Sia quel che sia, il fatto che l’attrice dia la sua versione a distanza di vent’anni ha la forza della revisione (non del pentimento). Verità o inganno, ci dice che già nel 2014 quel prototipo di donna non era oltremodo sostenibile. Eppure negli anni Novanta arrivava dirompente. Arrivava e si sedimentava il piglio della bionda che sullo schermo, sguardo dritto, accavallava le gambe davanti ai poliziotti. Arrivava e attecchiva, per poi germogliare – come e dove vedremo – sulle adolescenti inebetite che eravamo noi. Inebetite ma, dopo la visione del film, con una possibilità in più: sedurre, prendere, lasciare, divertirsi, ingannare – se poi lo abbiamo fatto, non ha importanza.
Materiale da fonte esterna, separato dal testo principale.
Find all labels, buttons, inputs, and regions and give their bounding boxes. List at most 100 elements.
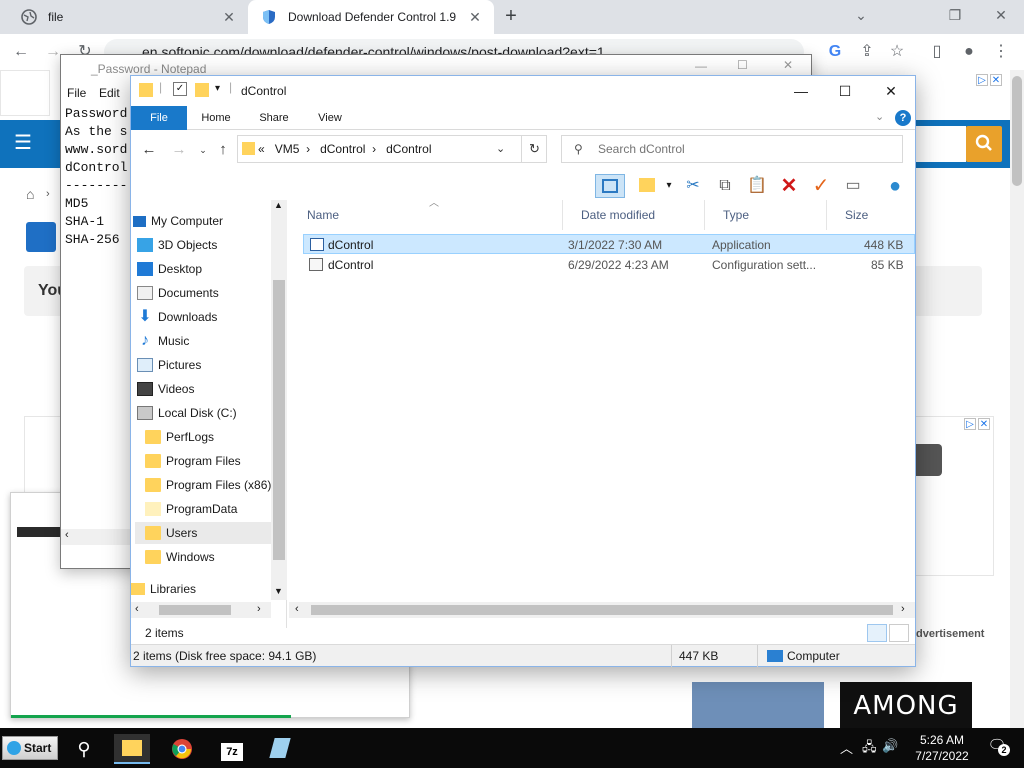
globe-icon[interactable]: ● bbox=[883, 174, 907, 198]
nav-hscrollbar[interactable]: ‹ › bbox=[131, 602, 271, 618]
details-pane-icon[interactable] bbox=[635, 174, 659, 198]
tab-close-icon[interactable]: ✕ bbox=[466, 9, 484, 26]
star-icon[interactable]: ☆ bbox=[886, 41, 908, 63]
chevron-up-icon[interactable]: ︿ bbox=[840, 738, 853, 757]
properties-icon[interactable]: ✓ bbox=[173, 82, 187, 96]
scroll-down-icon[interactable]: ▼ bbox=[274, 586, 283, 596]
search-icon[interactable]: ⚲ bbox=[66, 734, 102, 764]
tab-file[interactable]: File bbox=[131, 106, 187, 130]
paste-icon[interactable]: 📋 bbox=[745, 174, 769, 198]
notification-center-icon[interactable]: 🗨 2 bbox=[986, 736, 1010, 758]
column-header-date[interactable]: Date modified bbox=[563, 200, 705, 230]
notepad-text-area[interactable]: Password As the s www.sord dControl --------… bbox=[65, 105, 127, 249]
new-tab-button[interactable]: + bbox=[500, 6, 522, 28]
share-icon[interactable]: ⇪ bbox=[856, 41, 878, 63]
column-header-size[interactable]: Size bbox=[827, 200, 903, 230]
tab-close-icon[interactable]: ✕ bbox=[220, 9, 238, 26]
network-icon[interactable]: 🖧 bbox=[862, 738, 877, 760]
tab-view[interactable]: View bbox=[305, 106, 355, 130]
scroll-left-icon[interactable]: ‹ bbox=[65, 529, 69, 541]
volume-icon[interactable]: 🔊 bbox=[882, 738, 898, 754]
game-thumbnail-pubg[interactable] bbox=[692, 682, 824, 730]
breadcrumb-dcontrol-parent[interactable]: dControl bbox=[320, 142, 365, 156]
list-hscrollbar-thumb[interactable] bbox=[311, 605, 893, 615]
nav-item-documents[interactable]: Documents bbox=[137, 282, 219, 304]
refresh-icon[interactable]: ↻ bbox=[521, 135, 547, 163]
sidepanel-icon[interactable]: ▯ bbox=[926, 41, 948, 63]
game-thumbnail-among-us[interactable]: AMONG US bbox=[840, 682, 972, 730]
nav-item-windows[interactable]: Windows bbox=[145, 546, 215, 568]
page-scrollbar[interactable] bbox=[1010, 70, 1024, 730]
home-icon[interactable]: ⌂ bbox=[26, 186, 34, 202]
explorer-close-button[interactable]: ✕ bbox=[871, 80, 911, 102]
help-button[interactable]: ? bbox=[895, 110, 911, 126]
taskbar-clock[interactable]: 5:26 AM 7/27/2022 bbox=[900, 732, 984, 764]
list-hscrollbar[interactable]: ‹ › bbox=[289, 602, 915, 618]
page-scrollbar-thumb[interactable] bbox=[1012, 76, 1022, 186]
cut-icon[interactable]: ✂ bbox=[681, 174, 705, 198]
nav-vscrollbar[interactable]: ▲ ▼ bbox=[271, 200, 287, 600]
ad-close-icon[interactable]: ✕ bbox=[990, 74, 1002, 86]
nav-item-3d-objects[interactable]: 3D Objects bbox=[137, 234, 217, 256]
explorer-maximize-button[interactable]: ☐ bbox=[825, 80, 865, 102]
nav-item-program-files-x86[interactable]: Program Files (x86) bbox=[145, 474, 271, 496]
explorer-titlebar[interactable]: | ✓ ▾ | dControl — ☐ ✕ bbox=[131, 76, 915, 106]
back-icon[interactable]: ← bbox=[139, 140, 159, 160]
copy-icon[interactable]: ⧉ bbox=[713, 174, 737, 198]
delete-icon[interactable]: ✕ bbox=[777, 174, 801, 198]
ad-choices-icon[interactable]: ▷ bbox=[976, 74, 988, 86]
site-search-button[interactable] bbox=[966, 126, 1002, 162]
notepad-minimize-button[interactable]: — bbox=[695, 59, 707, 73]
browser-restore-button[interactable]: ❐ bbox=[942, 4, 968, 26]
explorer-minimize-button[interactable]: — bbox=[781, 80, 821, 102]
nav-hscrollbar-thumb[interactable] bbox=[159, 605, 231, 615]
nav-item-users[interactable]: Users bbox=[135, 522, 271, 544]
nav-item-my-computer[interactable]: My Computer bbox=[133, 210, 223, 232]
chrome-taskbar-icon[interactable] bbox=[164, 734, 200, 764]
nav-item-program-files[interactable]: Program Files bbox=[145, 450, 241, 472]
nav-item-local-disk[interactable]: Local Disk (C:) bbox=[137, 402, 237, 424]
ad-choices-icon[interactable]: ▷ bbox=[964, 418, 976, 430]
nav-item-pictures[interactable]: Pictures bbox=[137, 354, 201, 376]
rename-icon[interactable]: ▭ bbox=[841, 174, 865, 198]
ad-banner-top[interactable] bbox=[0, 70, 50, 116]
notepad-menu-file[interactable]: File bbox=[67, 86, 86, 100]
nav-item-videos[interactable]: Videos bbox=[137, 378, 194, 400]
nav-item-programdata[interactable]: ProgramData bbox=[145, 498, 237, 520]
7zip-taskbar-icon[interactable]: 7z bbox=[214, 734, 250, 764]
file-explorer-taskbar-icon[interactable] bbox=[114, 734, 150, 764]
details-view-icon[interactable] bbox=[867, 624, 887, 642]
column-header-type[interactable]: Type bbox=[705, 200, 827, 230]
explorer-search-box[interactable]: ⚲ bbox=[561, 135, 903, 163]
browser-minimize-button[interactable]: ⌄ bbox=[848, 4, 874, 26]
scroll-left-icon[interactable]: ‹ bbox=[135, 603, 139, 615]
recent-locations-icon[interactable]: ⌄ bbox=[193, 140, 213, 160]
new-folder-icon[interactable] bbox=[195, 83, 209, 97]
scroll-up-icon[interactable]: ▲ bbox=[274, 200, 283, 210]
nav-vscrollbar-thumb[interactable] bbox=[273, 280, 285, 560]
search-input[interactable] bbox=[598, 141, 888, 157]
notepad-taskbar-icon[interactable] bbox=[262, 734, 298, 764]
back-icon[interactable]: ← bbox=[10, 41, 32, 63]
tab-share[interactable]: Share bbox=[249, 106, 299, 130]
profile-icon[interactable]: ● bbox=[958, 41, 980, 63]
notepad-menu-edit[interactable]: Edit bbox=[99, 86, 120, 100]
nav-item-libraries[interactable]: Libraries bbox=[131, 578, 196, 600]
browser-tab-download[interactable]: Download Defender Control 1.9 ✕ bbox=[248, 0, 494, 34]
explorer-address-bar[interactable]: « VM5 › dControl › dControl ⌄ bbox=[237, 135, 547, 163]
nav-item-downloads[interactable]: ⬇ Downloads bbox=[137, 306, 217, 328]
accept-icon[interactable]: ✓ bbox=[809, 174, 833, 198]
ad-button[interactable] bbox=[916, 444, 942, 476]
file-row-dcontrol-ini[interactable]: dControl 6/29/2022 4:23 AM Configuration… bbox=[303, 255, 915, 275]
file-row-dcontrol-exe[interactable]: dControl 3/1/2022 7:30 AM Application 44… bbox=[303, 234, 915, 254]
breadcrumb-separator-icon[interactable]: › bbox=[306, 142, 310, 156]
browser-tab-file[interactable]: file ✕ bbox=[8, 0, 248, 34]
address-dropdown-icon[interactable]: ⌄ bbox=[496, 142, 505, 155]
notepad-hscrollbar[interactable]: ‹ bbox=[61, 529, 131, 545]
scroll-right-icon[interactable]: › bbox=[901, 603, 905, 615]
browser-close-button[interactable]: ✕ bbox=[988, 4, 1014, 26]
column-header-name[interactable]: Name bbox=[289, 200, 563, 230]
notepad-close-button[interactable]: ✕ bbox=[783, 58, 793, 72]
ribbon-expand-icon[interactable]: ⌄ bbox=[875, 110, 884, 123]
nav-item-desktop[interactable]: Desktop bbox=[137, 258, 202, 280]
Questione di orizzonte.
Un Basic Instinct contemporaneo forse non avrebbe come protagonisti un uomo e una donna, magari due uomini, magari due donne, di sicuro le gambe sarebbero meno belle, probabilmente storte. Tuttavia l’origine di una certa postura, privata e pubblica, di una certa sfrontatezza (invero ancora mal tollerata) è di sicuro la scena dell’interrogatorio. Genesi anche di un immaginario e di un’estetica, come il modo meravigliosamente impudente delle modelle di Alessandro Michele e di Marco Rambaldi, stilisti che hanno capito quanto l’incanto sia nel portamento, non nel corpo, cambiando perciò i corpi, e salvando – rivendicando – l’atteggiamento.
Andrebbe confessato che in tutti i gesti insolenti delle ragazze anni Novanta c’è un po’ di Sharon Stone. Nelle ragazze che siamo state, e nei modi svergognati che abbiamo immaginato magari senza il coraggio di assumerli e che ugualmente ci hanno rese spavalde, leggermente spavalde. Ricordo un’amica o una cugina, una sedicenne che bloccandosi sulla pista da sci disse al maestro trentenne: «Vieni a Roma, ti vesti normale, ti faccio fare la bella vita». E lui disse no. Ma a quel punto, ragazze di allora, cinquantenni di oggi, contava la risposta?